Mr Cameron joined fellow leaders including US President Barack Obama and Russian President Vladimir Putin in bowing their heads for a moment to remember the victims of Friday's gun and bomb attacks, as well as the 102 killed by two blasts at a demonstration in the Turkish capital on October 10.
After meeting the summit's host, Turkish President Recep Tayyip Erdogan, Mr Obama vowed that the US would "redouble efforts" to prevent further attacks by Islamic State, which has claimed responsibility for the Paris atrocities, has been blamed for the Ankara massacre, and is believed by Britain to be guilty of downing a Russian airliner over the Sinai peninsula in Egypt last month.
"Traditionally the G20 has been a forum primarily to discuss economic issues facing the globe," said the US president. "(But) the sky has been darkened by the horrific attacks that took place in Paris just a day and a half ago.
"The United States and its allies will redouble efforts to find a peaceful solution in Syria and prevent Islamic State militants from perpetrating attacks like those in Paris."
Mr Obama held talks lasting 35 minutes with Mr Putin, which the US characterised as "constructive".
The fight against terror has overshadowed the economic issues on the official agenda for the summit. And issues like migration and the search for peace in Syria are being seen through the prism of the violence in Paris.
Following the discovery near the body of one of the killers of a passport belonging to a Syrian refugee who entered the EU through Greece, questions were being raised about the future of the border-free travel arrangements in place in much of continental Europe.

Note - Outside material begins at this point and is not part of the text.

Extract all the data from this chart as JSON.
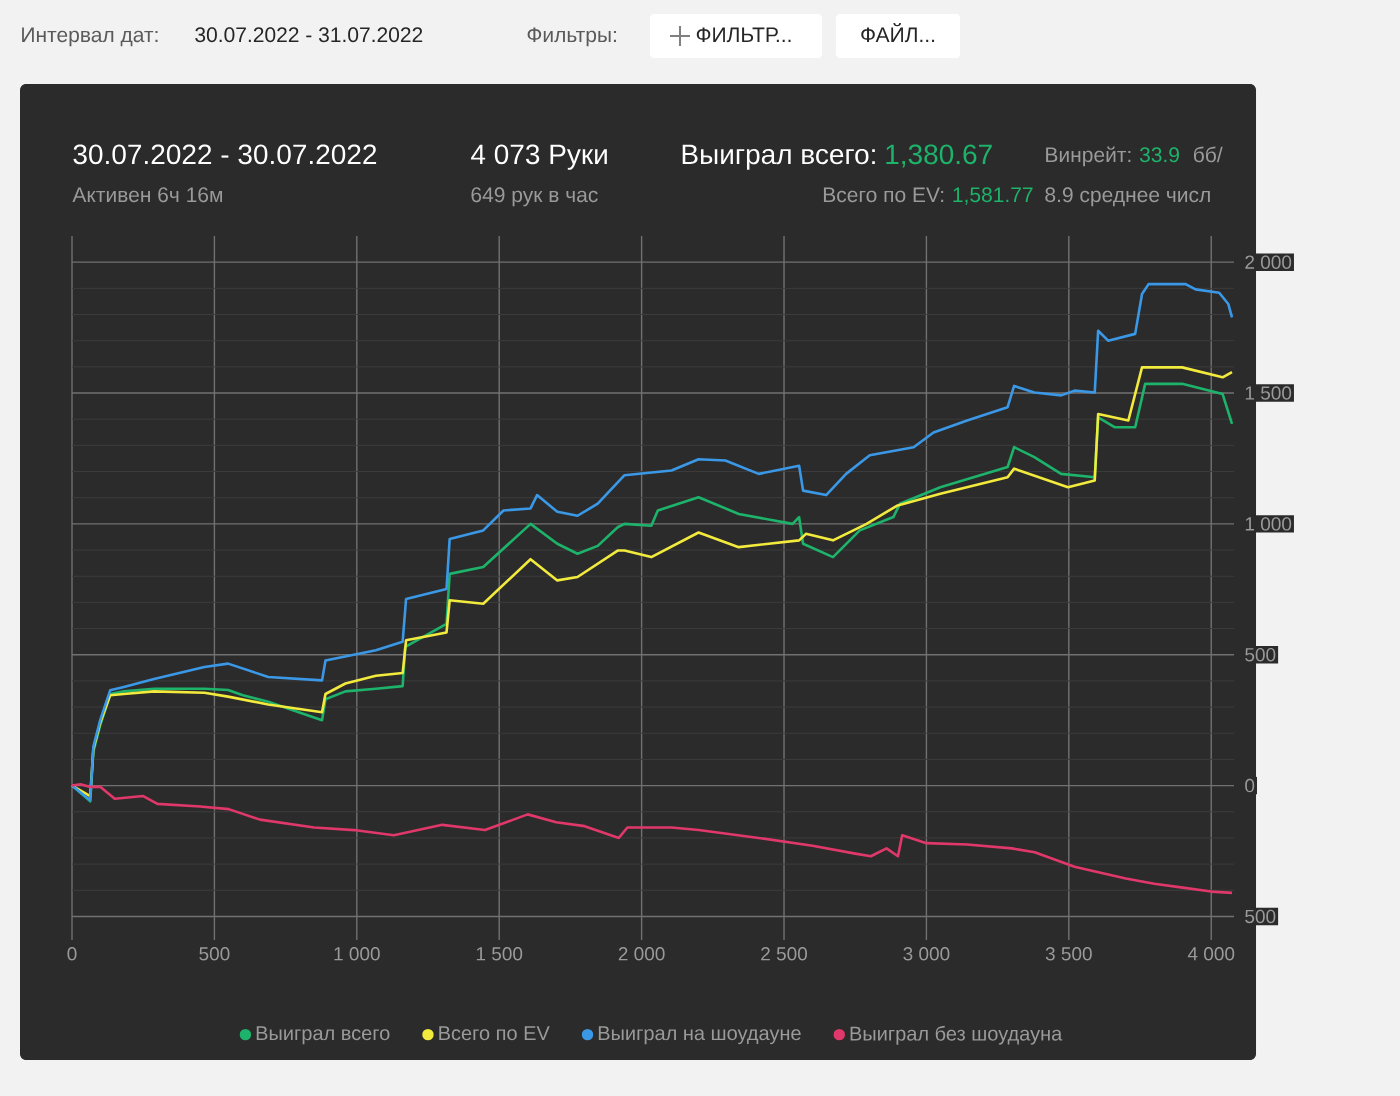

European Commission president Jean-Claude Juncker urged member states not to ditch the EU's refugee policy, saying: "We should not mix the different categories of people coming to Europe. The one responsible for the attacks in Paris ... he is a criminal and not a refugee and not an asylum seeker.
"I would invite those in Europe who try to change the migration agenda we have adopted – I would like to remind them to be serious about this and not to give in to these basic reactions that I do not like. I see the difficulty but I don't see the need to change our general approach."
Moscow and the West are at loggerheads over Mr Putin's support for Assad. A meeting of foreign ministers in Vienna on Saturday agreed a two-year timeline towards the election of a new government in Damascus, but key details remained unresolved, including what part Assad might play in any new settlement and a decision on which opposition groups should be shunned as terrorists. Only IS and al Qaida affiliates were specifically excluded from arrangements for proposed ceasefires.
With the attention of the West increasingly focused on the elimination of the threat from IS, Mr Putin can be expected to urge the Prime Minister on Monday to give up Britain's insistence that Assad can have no long-term role in a future administration.
Washington is known to be concerned that US jets conducting strikes against IS strongholds in Syria do not come into conflict with Russian planes - a danger which is also believed to be a factor in Mr Cameron's decision not to press ahead so far with a Commons vote on extending RAF missions into Syria.
European Council president Donald Tusk called for a united front against IS. "It should be our common aim to co-ordinate our actions against Daesh, and for sure the co-operation between the United States and Russia is a crucial one," he said.
Mr Erdogan has said that concerted action in the fight against terrorism should be "put at the forefront".
Turkey, which has a 500-mile border with Syria, has granted the US-led coalition access to its air bases to launch strikes against IS. Turkish media reported that four IS militants were killed after opening fire on soldiers in the east of the country on Saturday.